The Electrical Menagerie is difficult to classify–in an awesome way. It doesn't fit perfectly into the sci-fi or fantasy genres, but instead bridges the two. It's set in a rich and captivating universe with many steampunk elements–though “steampunk” is too simplistic a term to fully describe it. It's a realm of flat islands floating in space, stars that orbit the “earth,” and mechanical wonders that border on the magical. All that was enough to suck me in right from the outset, but even the most fascinating fictional universes aren't enough to make a story work if the characters aren't engaging enough. Fortunately, The Electrical Menagerie does not have this problem.

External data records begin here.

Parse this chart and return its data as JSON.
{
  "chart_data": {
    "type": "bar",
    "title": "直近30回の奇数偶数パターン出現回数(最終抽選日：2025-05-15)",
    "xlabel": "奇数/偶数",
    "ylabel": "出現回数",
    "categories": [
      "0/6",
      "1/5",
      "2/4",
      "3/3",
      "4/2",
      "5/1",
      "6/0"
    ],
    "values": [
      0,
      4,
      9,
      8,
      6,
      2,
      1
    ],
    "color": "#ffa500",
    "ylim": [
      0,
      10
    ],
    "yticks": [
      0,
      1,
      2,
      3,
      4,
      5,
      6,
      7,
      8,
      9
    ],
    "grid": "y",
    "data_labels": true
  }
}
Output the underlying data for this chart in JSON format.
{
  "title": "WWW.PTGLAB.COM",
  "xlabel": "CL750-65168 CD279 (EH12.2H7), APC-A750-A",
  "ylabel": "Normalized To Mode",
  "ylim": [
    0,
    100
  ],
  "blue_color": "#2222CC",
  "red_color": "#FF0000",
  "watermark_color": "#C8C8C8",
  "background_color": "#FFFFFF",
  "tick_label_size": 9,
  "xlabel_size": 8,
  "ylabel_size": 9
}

At the center of the tale are showman/inventor Sylvester Carthage and his manager, Arbrook Huxley. There's a refreshingly unique friendship between them. Though Carthage is a child at heart, hungry for wonder and adventure but occasionally hampered by social anxiety, he's the older member of the duo (middle-aged, to be more precise). Huxley is in his twenties, but he has a gruff, practical nature. Both characters are fleshed out in detail right from the start, and their fun, frequently-hilarious dynamic makes the book a joy to read. (There's a lot of laugh-out-loud, Pratchett-esque humor in between the more suspenseful moments.)

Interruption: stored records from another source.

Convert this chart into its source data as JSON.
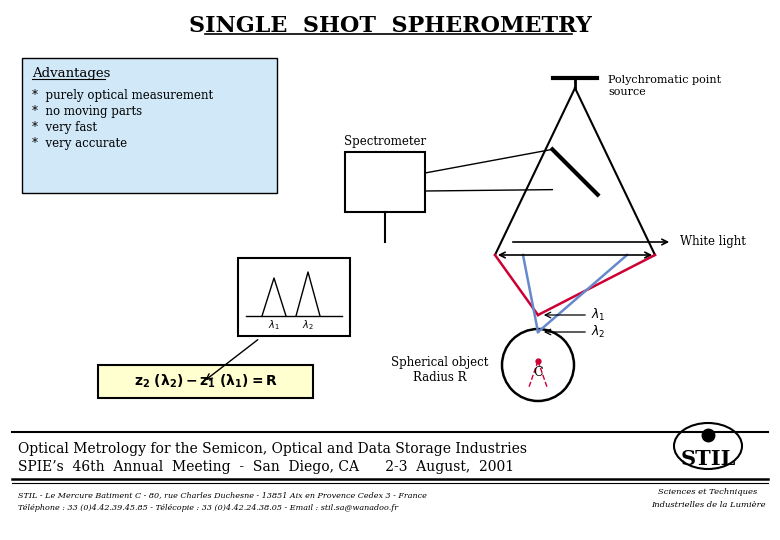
{
  "title": "SINGLE  SHOT  SPHEROMETRY",
  "bg_color": "#ffffff",
  "advantages_box_color": "#d0e8f8",
  "advantages_title": "Advantages",
  "advantages_items": [
    "purely optical measurement",
    "no moving parts",
    "very fast",
    "very accurate"
  ],
  "spectrometer_label": "Spectrometer",
  "polychromatic_label": "Polychromatic point\nsource",
  "white_light_label": "White light",
  "spherical_label": "Spherical object\nRadius R",
  "footer_line1": "Optical Metrology for the Semicon, Optical and Data Storage Industries",
  "footer_line2": "SPIE’s  46th  Annual  Meeting  -  San  Diego, CA      2-3  August,  2001",
  "footer_small1": "STIL - Le Mercure Batiment C - 80, rue Charles Duchesne - 13851 Aix en Provence Cedex 3 - France",
  "footer_small2": "Téléphone : 33 (0)4.42.39.45.85 - Télécopie : 33 (0)4.42.24.38.05 - Email : stil.sa@wanadoo.fr",
  "footer_right1": "Sciences et Techniques",
  "footer_right2": "Industrielles de la Lumière",
  "red_color": "#cc0033",
  "blue_color": "#6688cc",
  "formula_bg": "#ffffd0"
}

The peripheral characters are excellent as well…and here's where I'm forced to become vague, because there's a truly brilliant mystery woven into this story that should definitely not be spoiled. I don't think I can say much about the supporting cast without letting details slip. Suffice it to say that all the characterization is excellent–and that Ms. Reeder has a unique talent for nailing a mystery. I usually guess the solution to such storylines well before the end, but the truth behind the “accidents” plaguing the contest Carthage and Huxley enter took me completely by surprise. At the same time, however, it made perfect sense, and set up a conclusion that was both thrilling and satisfying. The ending leaves plenty of room for future stories, but it's not a cliffhanger. The book feels like a complete, stand-alone story. At the same time, however, you'll be eager to read more of the adventures of Carthage and Huxley once you've finished. (Fortunately, more are on the way!)
So, going down the list–amazing storyworld, delightful characters, and mind-blowing mystery. Are you excited yet?
The Electrical Menagerie is one of the most enjoyable books I've read in a long time. Mollie Reeder is definitely an author to keep on your radar. She's created the kind of universe and characters that fandoms are built on. Don't miss out–you owe it to yourself to get in on The Celestial Isles.